Rapid state-resolved single-atom imaging of alkaline-earth fermions

TL;DR

This paper introduces a rapid, high-fidelity imaging method for single fermionic strontium atoms that detects multiple nuclear spin states simultaneously, advancing quantum information and simulation capabilities.

Contribution

The authors develop a novel imaging technique enabling simultaneous, state-resolved detection of up to four nuclear spin states in a single atom within 100 microseconds.

Findings

Achieved detection fidelities from 0.936 to 0.997.

Tracked coherent nuclear spin dynamics after a quench.

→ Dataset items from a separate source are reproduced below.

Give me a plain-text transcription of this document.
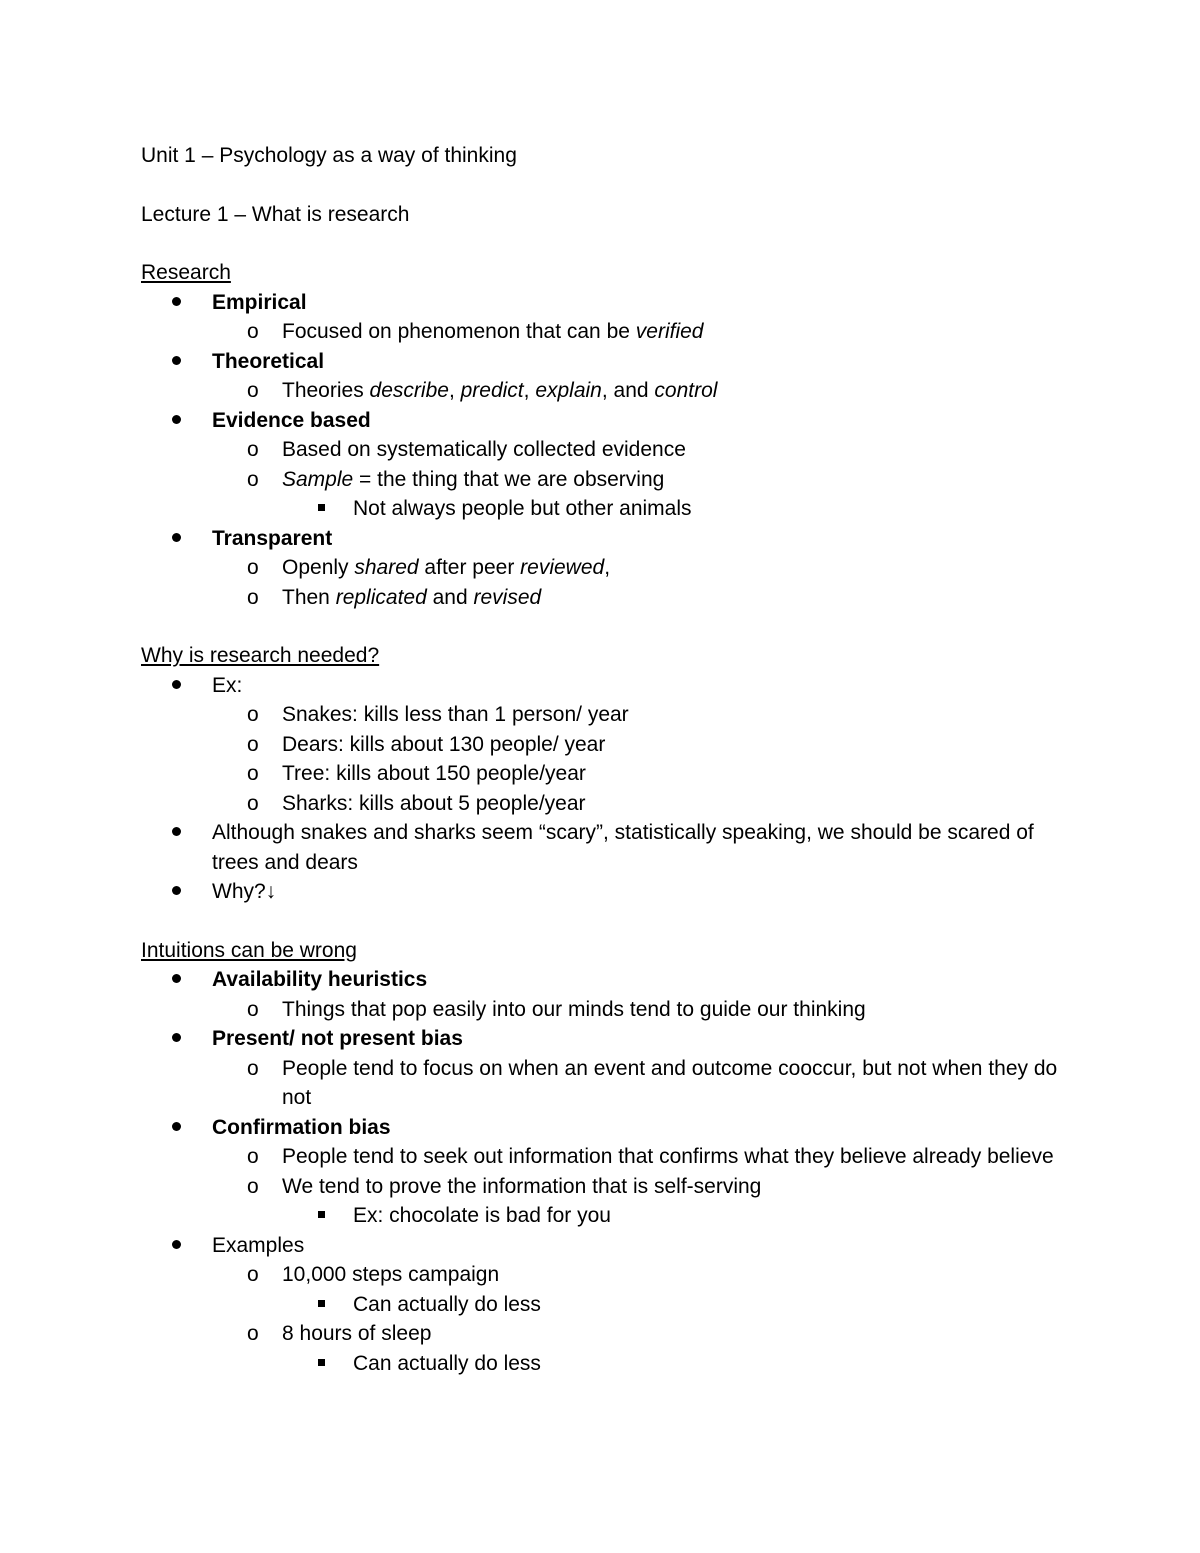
Unit 1 – Psychology as a way of thinking
Lecture 1 – What is research
Research
Empirical
o Focused on phenomenon that can be verified
Theoretical
o Theories describe, predict, explain, and control
Evidence based
o Based on systematically collected evidence
o Sample = the thing that we are observing
Not always people but other animals
Transparent
o Openly shared after peer reviewed,
o Then replicated and revised
Why is research needed?
Ex:
o Snakes: kills less than 1 person/ year
o Dears: kills about 130 people/ year
o Tree: kills about 150 people/year
o Sharks: kills about 5 people/year
Although snakes and sharks seem “scary”, statistically speaking, we should be scared of trees and dears
Why?↓
Intuitions can be wrong
Availability heuristics
o Things that pop easily into our minds tend to guide our thinking
Present/ not present bias
o People tend to focus on when an event and outcome cooccur, but not when they do not
Confirmation bias
o People tend to seek out information that confirms what they believe already believe
o We tend to prove the information that is self-serving
Ex: chocolate is bad for you
Examples
o 10,000 steps campaign
Can actually do less
o 8 hours of sleep
Can actually do less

Demonstrated potential for multi-level quantum computing and simulations.

Abstract

Local Hilbert spaces with large dimension are of key interest for quantum information with applications in quantum computing and memories, quantum simulations and metrology. Thanks to its weak coupling to external perturbations, the large ground-state nuclear spin manifold of fermionic alkaline-earth atoms is an exciting resource to explore for quantum information. Simultaneous single atom and state-resolved detection however remains an outstanding challenge limiting the development of novel quantum computing and simulation schemes beyond qubits. Here, we report on a new imaging technique enabling the simultaneous detection of up to four quantum states encoded in the nuclear spin manifold of a single fermionic strontium atom within 100 microseconds, with state-resolved detection fidelities ranging from 0.936 to 0.997. This technique is further used to track the highly coherent nuclear spin dynamics after a quench highlighting the potential of this system for quantum information. These results offer fascinating perspectives for quantum science with multi-electron atoms ranging from qudit-based quantum computing to quantum simulations of the SU(N) Fermi-Hubbard model.